Institute of European Media Law

The German Filmförderungsanstalt (Federal Film Board – FFA) has published an updated evaluation report on the revenue generated by the FFA film levy. The report describes the film levy system and the amount of revenue it generated between 2012 and 2022, examines the market sectors relevant to the film industry and looks ahead to how current payers of the levy and the market as a whole might develop between now and 2029. Following the decision to extend the German Filmförderungsgesetz (Film Support Act – FFG) until the end of 2024, the FFA has now updated the report that was originally published in mid-2022.

The FFA, an institution incorporated under public law, was founded in 1968 and operates on the basis of the FFG. As Germany’s national film support agency, it is financed through a film levy paid by cinemas, the video industry and television companies. Article 171(1) FFG requires it to publish an evaluation report on the income generated by the levy in the context of the economic situation of the German film market.

According to the updated report, dated 30 June 2023 and published in August, the film levy generated more revenue in 2015 (EUR 57.2 million) than in any other year during the past decade. Although the figure remained generally stable between 2012 and 2019, averaging EUR 50.5 million, it fell sharply in the following two years and dropped to around EUR 40 million in 2022 as a result of the COVID-19 pandemic. While it was still higher than expected in 2019, in subsequent years it fell significantly short of the forecasts contained in the previous evaluation report.

It is worth noting that the cinema industry recovered well in 2022 following the decline caused by the COVID-19 pandemic. Referring to figures published by the largest German market research institute, GfK, the FFA reports that cinema market revenue increased to EUR 720 million, a 91% jump compared with 2021. This figure was around 30% lower than in 2019, the last year before the pandemic. According to GfK, around 74 million cinema tickets were sold in 2022, 85% more than in 2021 and around 65% of the 2019 figure. The cinema market is expected to continue its recovery from the pandemic-related collapse between 2023 and 2025. Nevertheless, revenue is still predicted to be around 14% lower in 2029 than its 2019 level.

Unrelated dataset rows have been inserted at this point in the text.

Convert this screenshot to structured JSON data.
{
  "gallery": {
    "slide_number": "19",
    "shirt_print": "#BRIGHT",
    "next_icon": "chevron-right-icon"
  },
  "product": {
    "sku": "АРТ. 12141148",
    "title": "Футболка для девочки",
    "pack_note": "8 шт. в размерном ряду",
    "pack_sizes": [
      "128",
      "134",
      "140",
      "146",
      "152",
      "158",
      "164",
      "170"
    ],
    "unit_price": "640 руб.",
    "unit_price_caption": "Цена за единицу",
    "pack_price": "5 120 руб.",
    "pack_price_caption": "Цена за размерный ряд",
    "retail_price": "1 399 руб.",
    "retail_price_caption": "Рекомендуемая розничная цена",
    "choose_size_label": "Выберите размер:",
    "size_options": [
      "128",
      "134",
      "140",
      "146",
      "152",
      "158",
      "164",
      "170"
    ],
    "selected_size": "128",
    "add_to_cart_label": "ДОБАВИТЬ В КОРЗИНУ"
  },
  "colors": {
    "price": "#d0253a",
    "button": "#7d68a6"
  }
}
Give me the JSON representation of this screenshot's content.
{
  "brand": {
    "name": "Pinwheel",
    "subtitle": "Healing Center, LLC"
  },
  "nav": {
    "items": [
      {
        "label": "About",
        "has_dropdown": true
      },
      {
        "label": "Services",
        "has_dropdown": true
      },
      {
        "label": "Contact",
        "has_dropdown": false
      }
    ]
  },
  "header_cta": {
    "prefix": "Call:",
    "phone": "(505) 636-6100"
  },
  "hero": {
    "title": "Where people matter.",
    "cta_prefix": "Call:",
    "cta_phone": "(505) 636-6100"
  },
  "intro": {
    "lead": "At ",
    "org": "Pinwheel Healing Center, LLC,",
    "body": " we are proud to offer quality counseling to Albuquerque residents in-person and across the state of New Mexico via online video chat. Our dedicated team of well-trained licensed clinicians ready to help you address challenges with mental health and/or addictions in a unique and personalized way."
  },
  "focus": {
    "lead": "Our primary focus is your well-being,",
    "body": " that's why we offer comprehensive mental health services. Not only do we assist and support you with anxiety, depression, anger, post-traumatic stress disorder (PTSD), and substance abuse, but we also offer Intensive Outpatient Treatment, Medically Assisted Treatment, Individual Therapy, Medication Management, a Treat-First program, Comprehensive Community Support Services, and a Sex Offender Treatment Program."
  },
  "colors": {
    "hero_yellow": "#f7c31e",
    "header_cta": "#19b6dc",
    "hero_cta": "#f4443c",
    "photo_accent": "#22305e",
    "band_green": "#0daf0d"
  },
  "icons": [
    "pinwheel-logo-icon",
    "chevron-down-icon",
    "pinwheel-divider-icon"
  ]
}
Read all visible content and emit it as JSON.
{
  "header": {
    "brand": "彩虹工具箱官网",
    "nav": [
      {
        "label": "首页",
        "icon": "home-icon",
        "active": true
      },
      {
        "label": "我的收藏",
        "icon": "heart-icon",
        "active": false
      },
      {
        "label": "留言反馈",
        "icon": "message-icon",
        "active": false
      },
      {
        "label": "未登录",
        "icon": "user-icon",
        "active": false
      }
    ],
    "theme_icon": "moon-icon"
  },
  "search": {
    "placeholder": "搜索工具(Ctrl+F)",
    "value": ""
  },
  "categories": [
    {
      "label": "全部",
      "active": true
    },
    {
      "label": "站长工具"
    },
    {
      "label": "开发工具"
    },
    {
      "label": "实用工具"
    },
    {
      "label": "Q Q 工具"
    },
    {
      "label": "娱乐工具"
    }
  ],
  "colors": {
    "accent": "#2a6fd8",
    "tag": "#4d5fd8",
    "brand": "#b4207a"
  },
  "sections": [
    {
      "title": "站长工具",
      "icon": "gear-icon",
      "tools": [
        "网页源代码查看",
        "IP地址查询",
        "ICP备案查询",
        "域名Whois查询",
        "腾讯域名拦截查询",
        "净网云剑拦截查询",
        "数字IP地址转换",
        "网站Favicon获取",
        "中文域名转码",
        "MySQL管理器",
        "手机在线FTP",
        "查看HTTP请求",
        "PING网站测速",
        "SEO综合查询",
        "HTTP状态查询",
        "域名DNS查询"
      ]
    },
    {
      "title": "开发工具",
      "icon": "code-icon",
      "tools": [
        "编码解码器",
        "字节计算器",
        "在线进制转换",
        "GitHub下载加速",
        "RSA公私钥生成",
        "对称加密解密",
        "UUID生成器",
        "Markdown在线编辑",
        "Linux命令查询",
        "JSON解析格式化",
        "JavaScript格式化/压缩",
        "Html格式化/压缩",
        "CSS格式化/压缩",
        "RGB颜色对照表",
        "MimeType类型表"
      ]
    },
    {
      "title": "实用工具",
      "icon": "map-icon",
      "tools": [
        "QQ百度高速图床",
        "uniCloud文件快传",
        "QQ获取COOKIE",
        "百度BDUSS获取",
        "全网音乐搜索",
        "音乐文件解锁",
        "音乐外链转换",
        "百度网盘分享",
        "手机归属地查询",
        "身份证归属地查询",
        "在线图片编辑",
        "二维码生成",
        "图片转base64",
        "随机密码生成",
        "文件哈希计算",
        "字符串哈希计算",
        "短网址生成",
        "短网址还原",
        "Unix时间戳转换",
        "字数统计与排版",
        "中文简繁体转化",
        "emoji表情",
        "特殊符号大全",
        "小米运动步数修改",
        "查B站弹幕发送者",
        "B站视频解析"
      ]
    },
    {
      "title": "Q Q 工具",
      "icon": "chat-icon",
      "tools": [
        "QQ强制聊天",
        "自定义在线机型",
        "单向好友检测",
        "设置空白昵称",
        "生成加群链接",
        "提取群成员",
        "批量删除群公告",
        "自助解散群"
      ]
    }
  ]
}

GfK’s figures also show that the home video market, which includes both physical image carriers and digital services, generated a record revenue of EUR 3.108 million in 2022. It therefore grew by 84% during the period covered by the report (2012 to 2022). Closer inspection shows that the physical home video market began to shrink after 2013, a trend that continued in 2022. Meanwhile, the accelerating spread of new digital video formats means that the market as a whole is growing, with digital services in particular, especially Subscription-Video-on-Demand (SVoD), expected to become increasingly popular in the period until 2029. Physical video sales and rental, on the other hand, will account for less than 5% of home video revenue in 2029, with the rental market possibly disappearing altogether .

Last but not least, it is also notable that, in the context of the digital home video market, Ad-Supported Video-on-Demand (AVoD) is one of the fastest growing segments of the German advertising market. AVoD is mainly used by two groups of providers: German marketing companies and international platforms such as YouTube. In 2022, most net revenue within the German AVoD market – around 70% – was generated by international (social) video platforms, with YouTube alone accounting for around 40%.


This article has been published in IRIS Legal Observations of the European Audiovisual Observatory.